The main problem this paper attempts to address is the development of a programming model suitable for the Matrix-3000 heterogeneous multi-core accelerator, along with its supporting compiler and runtime system. The Matrix-3000 is designed for next-generation exascale supercomputers, featuring a complex memory hierarchy and processor organization. To tackle these challenges, the authors developed a software stack from scratch, including a low-level programming interface (hthreads) and a high-level OpenCL compiler (MOCL3), to enhance programming performance, programmability, and portability.

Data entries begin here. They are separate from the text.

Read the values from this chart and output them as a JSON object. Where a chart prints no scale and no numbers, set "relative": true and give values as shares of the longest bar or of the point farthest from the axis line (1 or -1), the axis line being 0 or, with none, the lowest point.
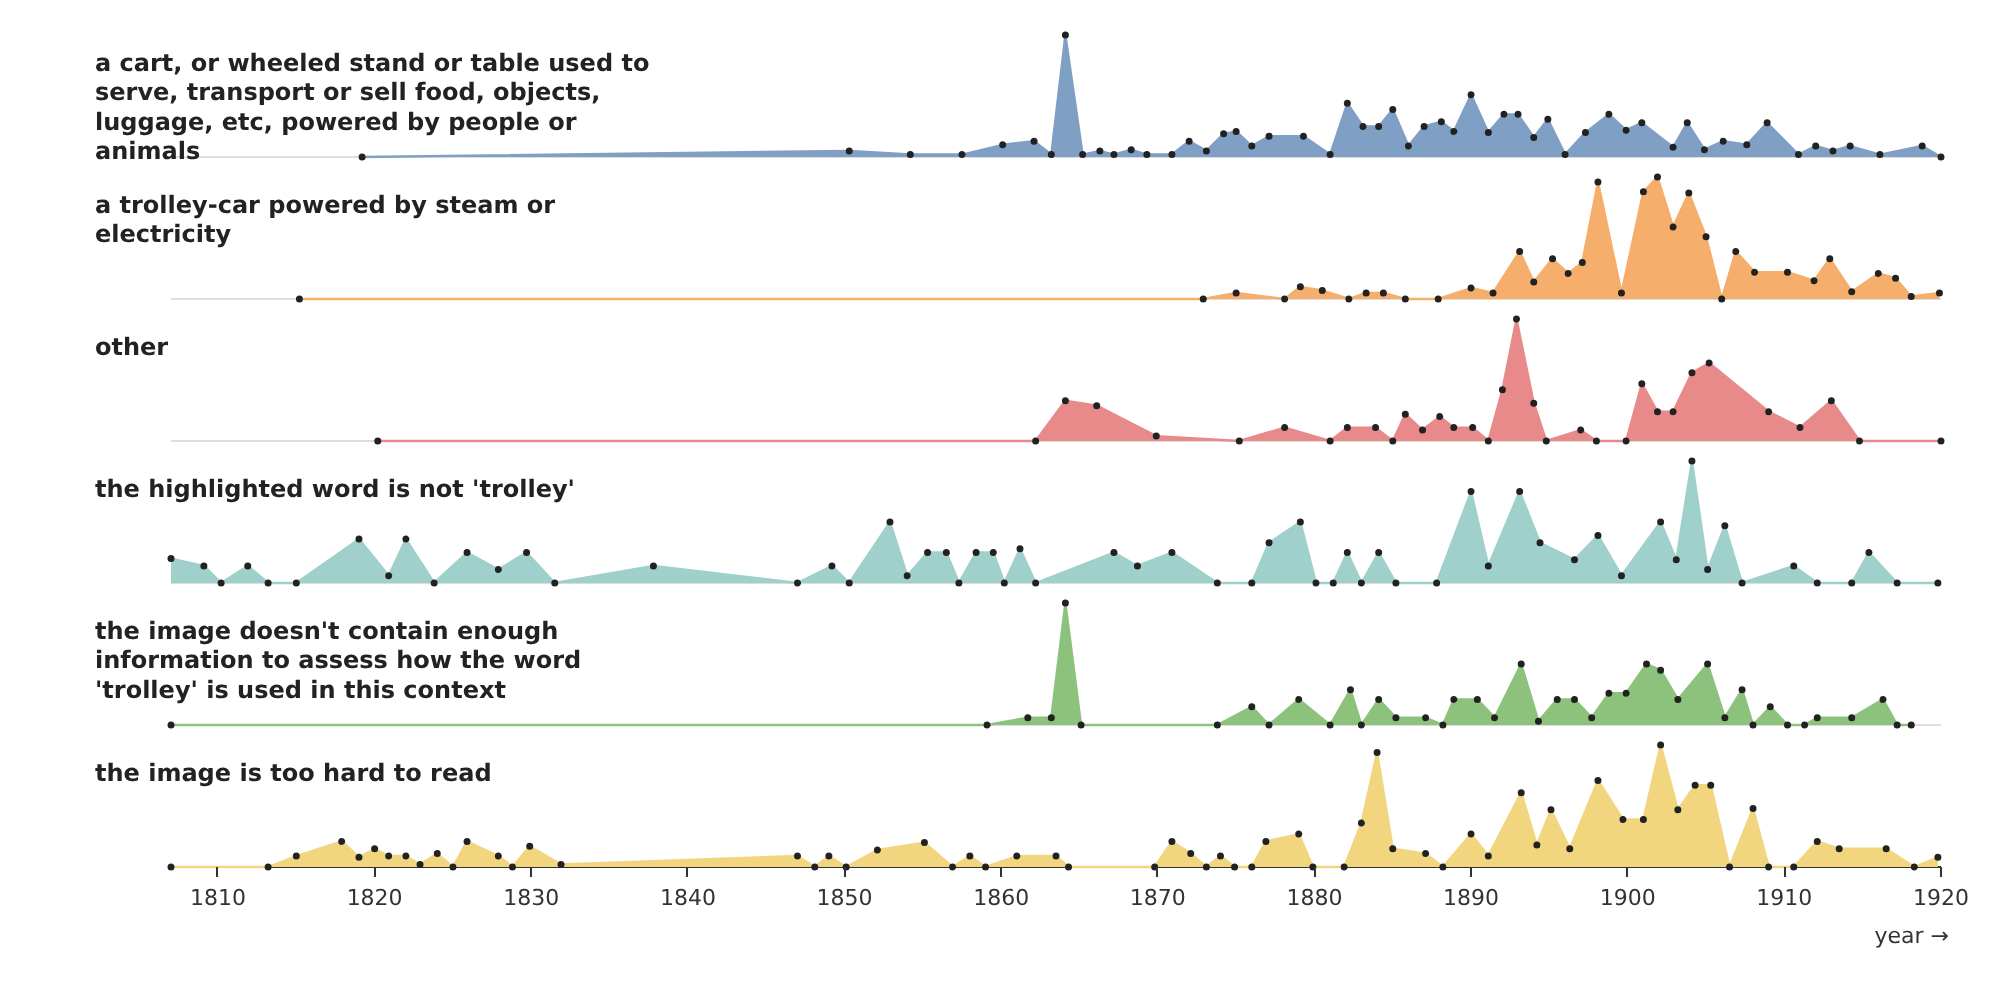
{
  "chart_data": [
    {
      "type": "area",
      "title": "a cart, or wheeled stand or table used to serve, transport or sell food, objects, luggage, etc, powered by people or animals",
      "relative": true,
      "color": "#7f9fc4",
      "marker": "circle",
      "tick_labels": false,
      "xlim": [
        1807,
        1920
      ],
      "x": [
        1819.2,
        1850.3,
        1854.2,
        1857.5,
        1860.1,
        1862.1,
        1863.2,
        1864.1,
        1865.2,
        1866.3,
        1867.2,
        1868.3,
        1869.3,
        1870.9,
        1872.0,
        1873.1,
        1874.2,
        1875.0,
        1876.0,
        1877.1,
        1879.3,
        1881.0,
        1882.1,
        1883.1,
        1884.1,
        1885.0,
        1886.0,
        1887.0,
        1888.1,
        1888.9,
        1890.0,
        1891.1,
        1892.1,
        1893.0,
        1894.0,
        1894.9,
        1896.0,
        1897.3,
        1898.8,
        1899.9,
        1900.9,
        1902.9,
        1903.8,
        1904.9,
        1906.1,
        1907.6,
        1908.9,
        1910.9,
        1912.0,
        1913.1,
        1914.2,
        1916.1,
        1918.8,
        1920
      ],
      "values": [
        0,
        0.05,
        0.02,
        0.02,
        0.1,
        0.13,
        0.02,
        1,
        0.02,
        0.05,
        0.02,
        0.06,
        0.02,
        0.02,
        0.13,
        0.05,
        0.19,
        0.21,
        0.09,
        0.17,
        0.17,
        0.02,
        0.44,
        0.25,
        0.25,
        0.39,
        0.09,
        0.25,
        0.29,
        0.21,
        0.51,
        0.2,
        0.35,
        0.35,
        0.16,
        0.31,
        0.02,
        0.2,
        0.35,
        0.22,
        0.28,
        0.08,
        0.28,
        0.06,
        0.13,
        0.1,
        0.28,
        0.02,
        0.09,
        0.05,
        0.09,
        0.02,
        0.09,
        0
      ]
    },
    {
      "type": "area",
      "title": "a trolley-car powered by steam or electricity",
      "relative": true,
      "color": "#f5ae6b",
      "marker": "circle",
      "tick_labels": false,
      "xlim": [
        1807,
        1920
      ],
      "x": [
        1815.2,
        1872.9,
        1875.0,
        1878.1,
        1879.1,
        1880.5,
        1882.2,
        1883.3,
        1884.4,
        1885.8,
        1887.9,
        1890.0,
        1891.4,
        1893.1,
        1894.0,
        1895.2,
        1896.2,
        1897.1,
        1898.1,
        1899.6,
        1901.0,
        1901.9,
        1902.9,
        1903.9,
        1905.0,
        1906.0,
        1906.9,
        1908.1,
        1910.2,
        1911.9,
        1912.9,
        1914.3,
        1916.0,
        1917.1,
        1918.1,
        1919.9
      ],
      "values": [
        0,
        0,
        0.05,
        0,
        0.1,
        0.07,
        0,
        0.05,
        0.05,
        0,
        0,
        0.09,
        0.05,
        0.39,
        0.14,
        0.33,
        0.21,
        0.3,
        0.96,
        0.05,
        0.88,
        1,
        0.59,
        0.87,
        0.51,
        0,
        0.39,
        0.22,
        0.22,
        0.15,
        0.33,
        0.06,
        0.21,
        0.17,
        0.02,
        0.05
      ]
    },
    {
      "type": "area",
      "title": "other",
      "relative": true,
      "color": "#e88a8a",
      "marker": "circle",
      "tick_labels": false,
      "xlim": [
        1807,
        1920
      ],
      "x": [
        1820.2,
        1862.2,
        1864.1,
        1866.1,
        1869.9,
        1875.2,
        1878.1,
        1881.0,
        1882.1,
        1883.9,
        1885.0,
        1885.8,
        1886.9,
        1888.0,
        1888.9,
        1890.1,
        1891.1,
        1892.0,
        1892.9,
        1894.0,
        1894.8,
        1897.0,
        1898.0,
        1899.9,
        1900.9,
        1901.9,
        1902.9,
        1904.1,
        1905.2,
        1909.0,
        1911.0,
        1913.0,
        1914.8,
        1920
      ],
      "values": [
        0,
        0,
        0.33,
        0.29,
        0.04,
        0,
        0.11,
        0,
        0.11,
        0.11,
        0,
        0.22,
        0.09,
        0.2,
        0.11,
        0.11,
        0,
        0.42,
        1,
        0.31,
        0,
        0.09,
        0,
        0,
        0.47,
        0.24,
        0.24,
        0.56,
        0.64,
        0.24,
        0.11,
        0.33,
        0,
        0
      ]
    },
    {
      "type": "area",
      "title": "the highlighted word is not 'trolley'",
      "relative": true,
      "color": "#9fd0cb",
      "marker": "circle",
      "tick_labels": false,
      "xlim": [
        1807,
        1920
      ],
      "x": [
        1807,
        1809.1,
        1810.2,
        1811.9,
        1813.2,
        1815,
        1819,
        1820.9,
        1822,
        1823.8,
        1825.9,
        1827.9,
        1829.7,
        1831.5,
        1837.8,
        1847,
        1849.2,
        1850.3,
        1852.9,
        1854,
        1855.3,
        1856.5,
        1857.3,
        1858.4,
        1859.5,
        1860.2,
        1861.2,
        1862.2,
        1867.2,
        1868.7,
        1870.9,
        1873.8,
        1876,
        1877.1,
        1879.1,
        1880.1,
        1881.2,
        1882.1,
        1883,
        1884.1,
        1885.2,
        1887.8,
        1890,
        1891.1,
        1893.1,
        1894.4,
        1896.6,
        1898.1,
        1899.6,
        1902.1,
        1903.1,
        1904.1,
        1905.1,
        1906.2,
        1907.3,
        1910.6,
        1912.1,
        1914.3,
        1915.4,
        1917.2,
        1919.8
      ],
      "values": [
        0.2,
        0.14,
        0,
        0.14,
        0,
        0,
        0.36,
        0.06,
        0.36,
        0,
        0.25,
        0.11,
        0.25,
        0,
        0.14,
        0,
        0.14,
        0,
        0.5,
        0.06,
        0.25,
        0.25,
        0,
        0.25,
        0.25,
        0,
        0.28,
        0,
        0.25,
        0.14,
        0.25,
        0,
        0,
        0.33,
        0.5,
        0,
        0,
        0.25,
        0,
        0.25,
        0,
        0,
        0.75,
        0.14,
        0.75,
        0.33,
        0.19,
        0.39,
        0.06,
        0.5,
        0.19,
        1,
        0.11,
        0.47,
        0,
        0.14,
        0,
        0,
        0.25,
        0,
        0
      ]
    },
    {
      "type": "area",
      "title": "the image doesn't contain enough information to assess how the word 'trolley' is used in this context",
      "relative": true,
      "color": "#8dc27c",
      "marker": "circle",
      "tick_labels": false,
      "xlim": [
        1807,
        1920
      ],
      "x": [
        1807,
        1859.1,
        1861.7,
        1863.2,
        1864.1,
        1865.1,
        1873.8,
        1876,
        1877.1,
        1879,
        1881,
        1882.3,
        1883,
        1884.1,
        1885.2,
        1887.1,
        1888.2,
        1888.9,
        1890.4,
        1891.5,
        1893.2,
        1894.3,
        1895.5,
        1896.6,
        1897.7,
        1898.8,
        1899.9,
        1901.2,
        1902.1,
        1903.2,
        1905.1,
        1906.2,
        1907.3,
        1908,
        1909.1,
        1910.2,
        1911.3,
        1912.1,
        1914.3,
        1916.3,
        1917.2,
        1918.1
      ],
      "values": [
        0,
        0,
        0.06,
        0.06,
        1,
        0,
        0,
        0.15,
        0,
        0.21,
        0,
        0.29,
        0,
        0.21,
        0.06,
        0.06,
        0,
        0.21,
        0.21,
        0.06,
        0.5,
        0.03,
        0.21,
        0.21,
        0.06,
        0.26,
        0.26,
        0.5,
        0.45,
        0.21,
        0.5,
        0.06,
        0.29,
        0,
        0.15,
        0,
        0,
        0.06,
        0.06,
        0.21,
        0,
        0
      ]
    },
    {
      "type": "area",
      "title": "the image is too hard to read",
      "relative": true,
      "color": "#f2d67f",
      "marker": "circle",
      "tick_labels": "x",
      "xlim": [
        1807,
        1920
      ],
      "xticks": [
        1810,
        1820,
        1830,
        1840,
        1850,
        1860,
        1870,
        1880,
        1890,
        1900,
        1910,
        1920
      ],
      "xlabel": "year →",
      "x": [
        1807,
        1813.2,
        1815,
        1817.9,
        1819,
        1820,
        1820.9,
        1822,
        1822.9,
        1824,
        1825,
        1825.9,
        1827.9,
        1828.8,
        1829.9,
        1831.9,
        1847,
        1848.1,
        1849,
        1850.1,
        1852.1,
        1855.1,
        1856.9,
        1858,
        1859,
        1861,
        1863.5,
        1864.3,
        1869.8,
        1870.9,
        1872.1,
        1873.1,
        1874,
        1874.9,
        1876,
        1876.9,
        1879,
        1879.9,
        1881.9,
        1883,
        1884,
        1885,
        1887.1,
        1888.2,
        1890,
        1891.1,
        1893.2,
        1894.2,
        1895.1,
        1896.3,
        1898.1,
        1899.7,
        1901,
        1902.1,
        1903.2,
        1904.3,
        1905.3,
        1906.5,
        1908,
        1909,
        1910.6,
        1912.1,
        1913.5,
        1916.5,
        1918.3,
        1919.8
      ],
      "values": [
        0,
        0,
        0.09,
        0.21,
        0.08,
        0.15,
        0.09,
        0.09,
        0.02,
        0.11,
        0,
        0.21,
        0.09,
        0,
        0.17,
        0.02,
        0.09,
        0,
        0.09,
        0,
        0.14,
        0.2,
        0,
        0.09,
        0,
        0.09,
        0.09,
        0,
        0,
        0.21,
        0.11,
        0,
        0.09,
        0,
        0,
        0.21,
        0.27,
        0,
        0,
        0.36,
        0.94,
        0.15,
        0.11,
        0,
        0.27,
        0.09,
        0.61,
        0.18,
        0.47,
        0.15,
        0.71,
        0.39,
        0.39,
        1,
        0.47,
        0.67,
        0.67,
        0,
        0.48,
        0,
        0,
        0.21,
        0.15,
        0.15,
        0,
        0.08
      ]
    }
  ]
}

Specifically, the paper addresses the following issues: 1. **Programming Complexity**: The current hardware architecture and programming model are significantly different from traditional multi-core processors, making it very difficult to write and optimize code. The paper reduces programming difficulty by introducing the low-level programming interface hthreads and the high-level programming interface MOCL3. 2. **Memory Management**: The Matrix-3000 has a complex memory hierarchy, including multiple memory levels and distributed memory. The paper addresses this issue by designing efficient memory management and data transfer mechanisms. 3. **Thread Management**: Since the Matrix-3000 is a bare-metal device without operating system support, debugging and managing parallel threads is very challenging. The paper manages threads by introducing a heterogeneous thread model and optimized synchronization mechanisms. 4. **Performance Optimization**: To fully exploit the computational potential of the Matrix-3000, the paper implements various optimization techniques in the compiler and runtime system, such as vector extensions and atomic operation implementations. Overall, the paper aims to develop a comprehensive programming model and toolchain that enables developers to more efficiently utilize the high-performance computing capabilities of the Matrix-3000.